Nursing Diagnosis For Pleural Effusion

Pleural effusion is a condition in which excess fluid builds up in the pleural cavity. This condition can be caused by heart failure, cancer, pulmonary embolism (blood clot), congestive heart failure, empyema (pus), and many other conditions. A complication of pleural effusion is pleurisy, an inflammation of the lining of the lungs and thorax (chest). Pleurisy can be caused by bacteria or viruses that enter through the lung tissue into your bloodstream. It can also be caused by chemicals such as asbestos fibers or cigarette smoke which irritate lung tissue causing an inflammatory response.

Nursing Diagnosis For Pleural Effusion

1. NANDA Nursing Diagnosis

NANDA International, Inc. is a professional organization that has been working to improve nursing diagnosis since 1979. NANDA-I’s goal is to ensure that all nurses are using the same language and standards when they talk about nursing diagnoses. Their website provides access to a database containing over 5500 standardized, validated nursing diagnoses for use by healthcare professionals around the world.

Nursing Diagnosis: Definitions and Classification (2006) lists more than 2500 clinically useful definitions from NANDA International’s Nursing Diagnosis Taxonomy (NOC). Most of these were developed by experts in health care systems outside North America – especially from Europe, Australia/New Zealand and South Africa – but there are also some from other regions such as Asia Pacific countries; plus hundreds more have been added by anyone who wants their ideas about what constitutes a good quality of life for patients/clients included in this list of possible answers when asking questions such as “What am I treating?” or “What are my goals?”

2. Nursing Goals

The nursing goals for this patient are as follows:

  • Reduce pain.
  • Improve mobility.
  • Improve comfort.
  • Improve nutrition. Improved respiratory function is also a goal, but it’s not explicitly stated in this list.
  • Reduce anxiety. This could be accomplished through education and providing information about the condition and care plan, or by teaching relaxation techniques such as deep breathing or guided imagery (see [1] below). Anxiety can also increase pain perception, so addressing this may help reduce suffering overall (see [2] below). It can improve respiratory function indirectly if you’re able to calm your patient down enough to make them less anxious about their symptoms!

3. Interventions with Rationale

  • Patient education
  • Pain management
  • Encouraging patient to remain active
  • Encouraging patient to use pain medication as prescribed
  • Encouraging patient to use ice packs (if available)
  • Encouraging patient to use relaxation techniques
  • Encouraging patient to use heat packs (if available)

4. Acute pain related to disturbed sensory perception secondary to incisional irritation, tissue trauma, and/or inflammation

Pain is a subjective feeling characterized by unpleasantness and/or the anticipation of a noxious stimulus. It serves as a protective mechanism that helps prevent damage to the body.

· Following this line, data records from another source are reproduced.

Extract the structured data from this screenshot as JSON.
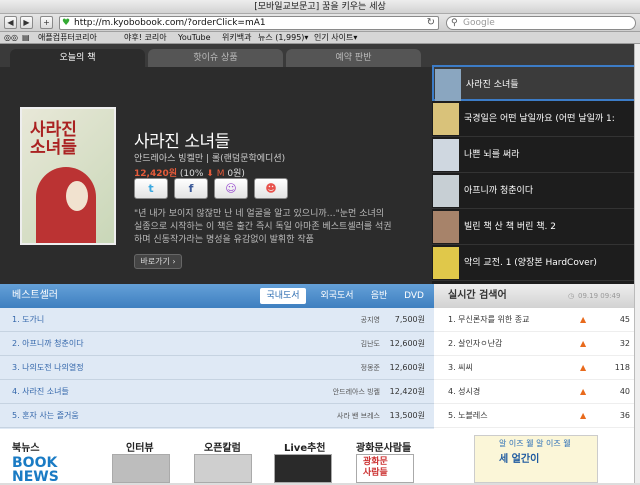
{
  "window": {
    "title": "[모바일교보문고] 꿈을 키우는 세상"
  },
  "toolbar": {
    "back": "◀",
    "forward": "▶",
    "add": "+",
    "url": "http://m.kyobobook.com/?orderClick=mA1",
    "search_placeholder": "Google"
  },
  "bookmarks": [
    "애플컴퓨터코리아",
    "야후! 코리아",
    "YouTube",
    "위키백과",
    "뉴스 (1,995)▾",
    "인기 사이트▾"
  ],
  "hero": {
    "tabs": [
      "오늘의 책",
      "핫이슈 상품",
      "예약 판반"
    ],
    "book": {
      "cover_text": "사라진\n소녀들",
      "title": "사라진 소녀들",
      "author": "안드레아스 빙켈만 | 롤(랜덤문학에디션)",
      "price": "12,420원",
      "discount": "(10%",
      "mileage": "M",
      "mileage_tail": "0원)",
      "description": "\"년 내가 보이지 않잖만 난 네 얼굴을 알고 있으니까…\"눈먼 소녀의 실종으로 시작하는 이 책은 출간 즉시 독일 아마존 베스트셀러를 석권하며 신동작가라는 명성을 유감없이 발휘한 작품",
      "more_label": "바로가기 ›"
    },
    "share_icons": [
      "twitter-icon",
      "facebook-icon",
      "me2day-icon",
      "yozm-icon"
    ],
    "side_list": [
      {
        "title": "사라진 소녀들",
        "thumb": "#8aa6c0"
      },
      {
        "title": "국경일은 어떤 날일까요 (어떤 날일까 1:",
        "thumb": "#d9c27a"
      },
      {
        "title": "나쁜 뇌를 써라",
        "thumb": "#cfd7e0"
      },
      {
        "title": "아프니까 청춘이다",
        "thumb": "#c7cfd4"
      },
      {
        "title": "빌린 책 산 책 버린 책. 2",
        "thumb": "#a7836a"
      },
      {
        "title": "악의 교전. 1 (양장본 HardCover)",
        "thumb": "#e0c84a"
      }
    ]
  },
  "bestseller": {
    "heading": "베스트셀러",
    "tabs": [
      "국내도서",
      "외국도서",
      "음반",
      "DVD"
    ],
    "rows": [
      {
        "title": "1. 도가니",
        "author": "공지영",
        "price": "7,500원"
      },
      {
        "title": "2. 아프니까 청춘이다",
        "author": "김난도",
        "price": "12,600원"
      },
      {
        "title": "3. 나의도전 나의열정",
        "author": "정몽준",
        "price": "12,600원"
      },
      {
        "title": "4. 사라진 소녀들",
        "author": "안드레아스 빙켈",
        "price": "12,420원"
      },
      {
        "title": "5. 혼자 사는 즐거움",
        "author": "사라 밴 브레스",
        "price": "13,500원"
      }
    ]
  },
  "realtime": {
    "heading": "실시간 검색어",
    "time": "09.19 09:49",
    "rows": [
      {
        "term": "1. 무신론자를 위한 종교",
        "count": "45"
      },
      {
        "term": "2. 살인자ㅇ난감",
        "count": "32"
      },
      {
        "term": "3. 씨씨",
        "count": "118"
      },
      {
        "term": "4. 성시경",
        "count": "40"
      },
      {
        "term": "5. 노블레스",
        "count": "36"
      }
    ],
    "arrow": "▲"
  },
  "footer": {
    "sections": [
      "북뉴스",
      "인터뷰",
      "오픈칼럼",
      "Live추천",
      "광화문사람들"
    ],
    "news_logo": "BOOK\nNEWS",
    "gwanghwamun": "광화문\n사람들",
    "ad_line1": "알 이즈 웰 알 이즈 웰",
    "ad_line2": "세 얼간이"
  },
  "colors": {
    "accent": "#3e7fc0",
    "price": "#e45a3a",
    "hero_bg": "#2c2c2c"
  }
}
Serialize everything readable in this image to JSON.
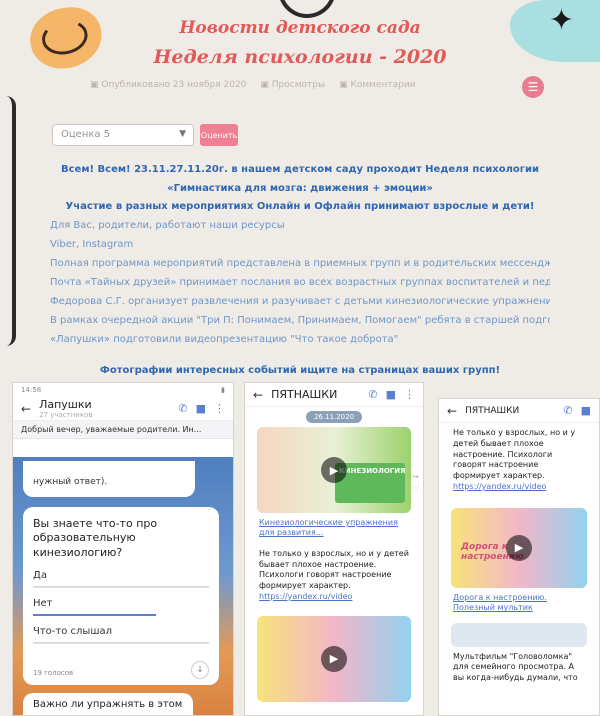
{
  "header": {
    "title_line1": "Новости детского сада",
    "title_line2": "Неделя психологии - 2020",
    "meta": [
      "Опубликовано 23 ноября 2020",
      "Просмотры",
      "Комментарии"
    ],
    "menu_icon": "☰"
  },
  "rating": {
    "selected": "Оценка 5",
    "button": "Оценить"
  },
  "article": {
    "line1": "Всем! Всем! 23.11.27.11.20г. в нашем детском саду проходит Неделя психологии",
    "line2": "«Гимнастика для мозга: движения + эмоции»",
    "line3": "Участие в разных мероприятиях Онлайн и Офлайн принимают взрослые и дети!",
    "line4": "Для Вас, родители, работают наши ресурсы",
    "line5": "Viber, Instagram",
    "line6": "Полная программа мероприятий представлена в приемных групп и в родительских мессенджерах!",
    "line7": "Почта «Тайных друзей» принимает послания во всех возрастных группах воспитателей и педагогов-психологов",
    "line8": "Федорова С.Г. организует развлечения и разучивает с детьми кинезиологические упражнения",
    "line9": "В рамках очередной акции \"Три П: Понимаем, Принимаем, Помогаем\" ребята в старшей подготовительной группы",
    "line10": "«Лапушки» подготовили видеопрезентацию \"Что такое доброта\"",
    "line11": "Фотографии интересных событий ищите на страницах ваших групп!"
  },
  "phone1": {
    "status": "14:58",
    "chat_name": "Лапушки",
    "chat_sub": "27 участников",
    "pinned": "Добрый вечер, уважаемые родители. Ин...",
    "prev_bubble": "нужный ответ).",
    "poll_question": "Вы знаете что-то про образовательную кинезиологию?",
    "options": [
      "Да",
      "Нет",
      "Что-то слышал"
    ],
    "votes": "19 голосов",
    "next_bubble": "Важно ли упражнять в этом"
  },
  "phone2": {
    "chat_name": "ПЯТНАШКИ",
    "date": "26.11.2020",
    "video_caption": "КИНЕЗИОЛОГИЯ",
    "link": "Кинезиологические упражнения для развития...",
    "message": "Не только у взрослых, но и у детей бывает плохое настроение. Психологи говорят настроение формирует характер.",
    "url": "https://yandex.ru/video"
  },
  "phone3": {
    "chat_name": "ПЯТНАШКИ",
    "message": "Не только у взрослых, но и у детей бывает плохое настроение. Психологи говорят настроение формирует характер.",
    "url": "https://yandex.ru/video",
    "video_caption": "Дорога к настроению",
    "link": "Дорога к настроению. Полезный мультик",
    "message2": "Мультфильм \"Головоломка\" для семейного просмотра. А вы когда-нибудь думали, что"
  }
}
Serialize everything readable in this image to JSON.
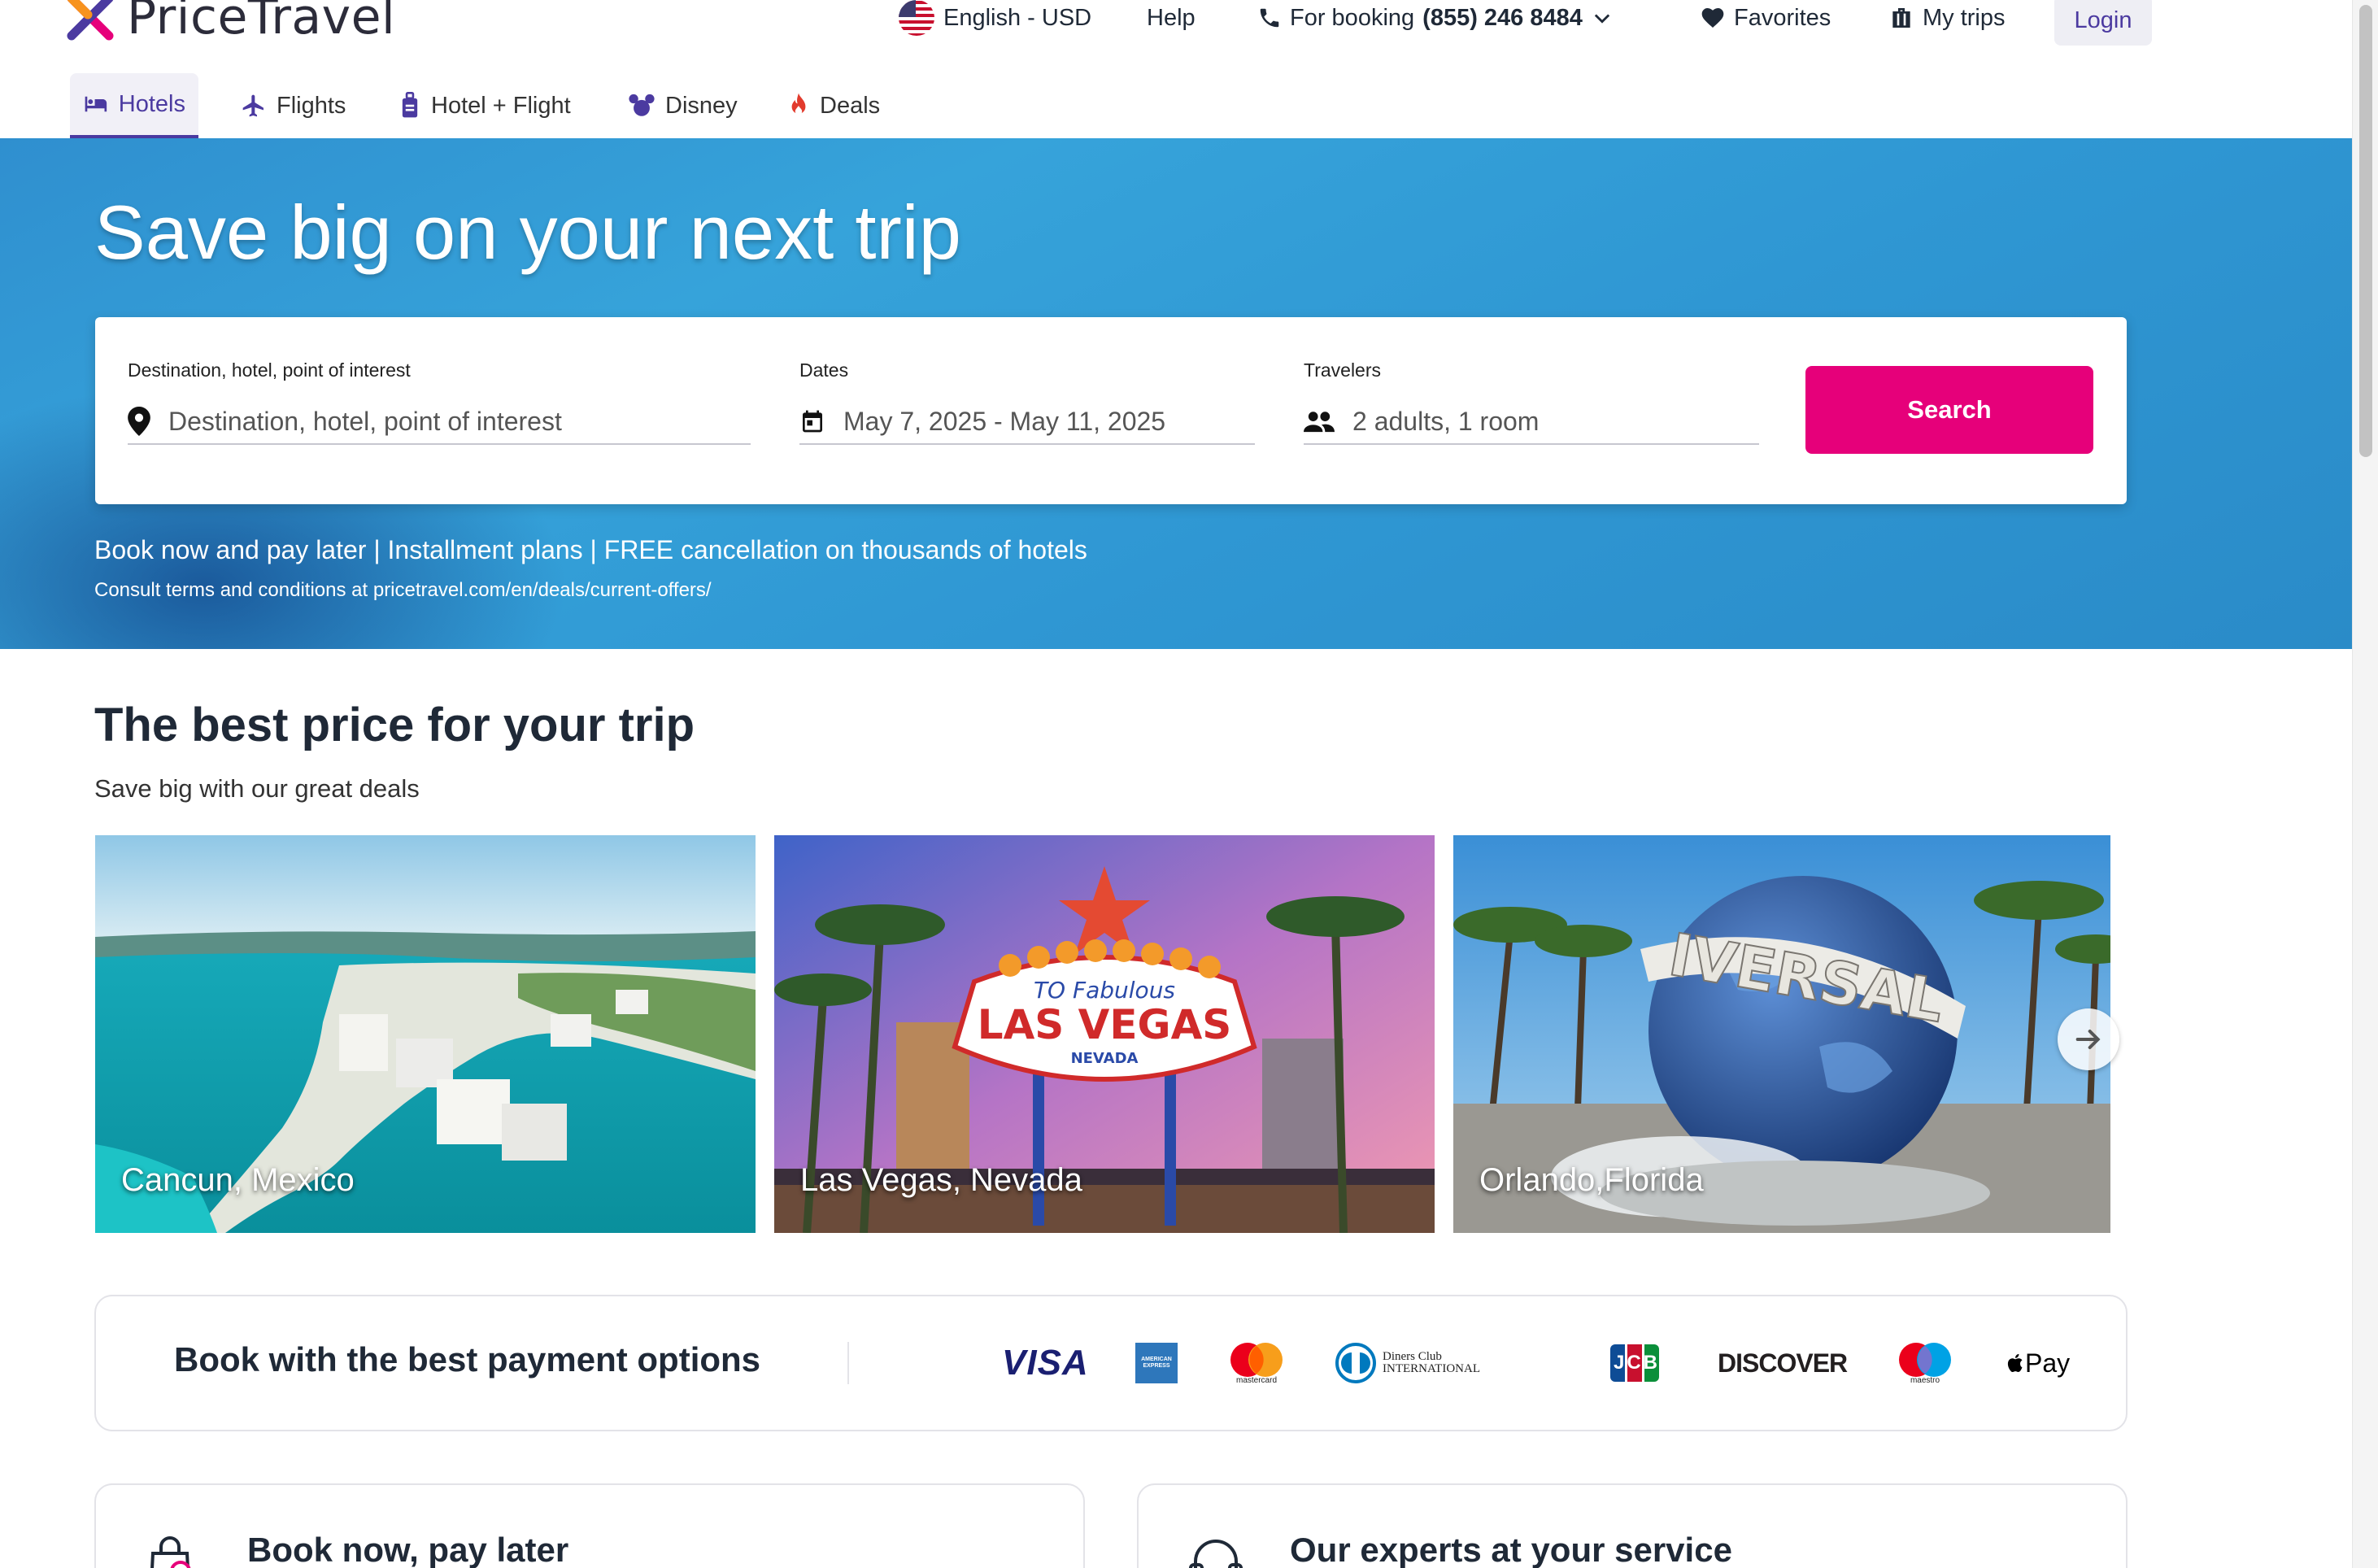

Pain can be acute or chronic, described as sharp, dull, throbbing, constant or intermittent; it can also vary in intensity and duration. Pain is influenced by many factors including age, health status and genetic makeup.

The pain associated with pleural effusion (PE) can be attributed to decreased lung expansion due to fluid buildup in the chest cavity causing increased intrathoracic pressure on surrounding structures such as nerves and muscles resulting in stimulation leading to perception of pain. This condition may result when an increase in pleural pressure causes irritation between visceral pleura and parietal pleura with possible trauma occurring during placement of chest tube into intercostal space or if needlestick occurs when withdrawing needle from patient’s skin prior to administering medication into subcutaneous tissue near site where you inserted it


In conclusion, pleural effusion is a condition that needs to be diagnosed and treated as soon as possible. It can be caused by various factors such as infection or cancerous tumors.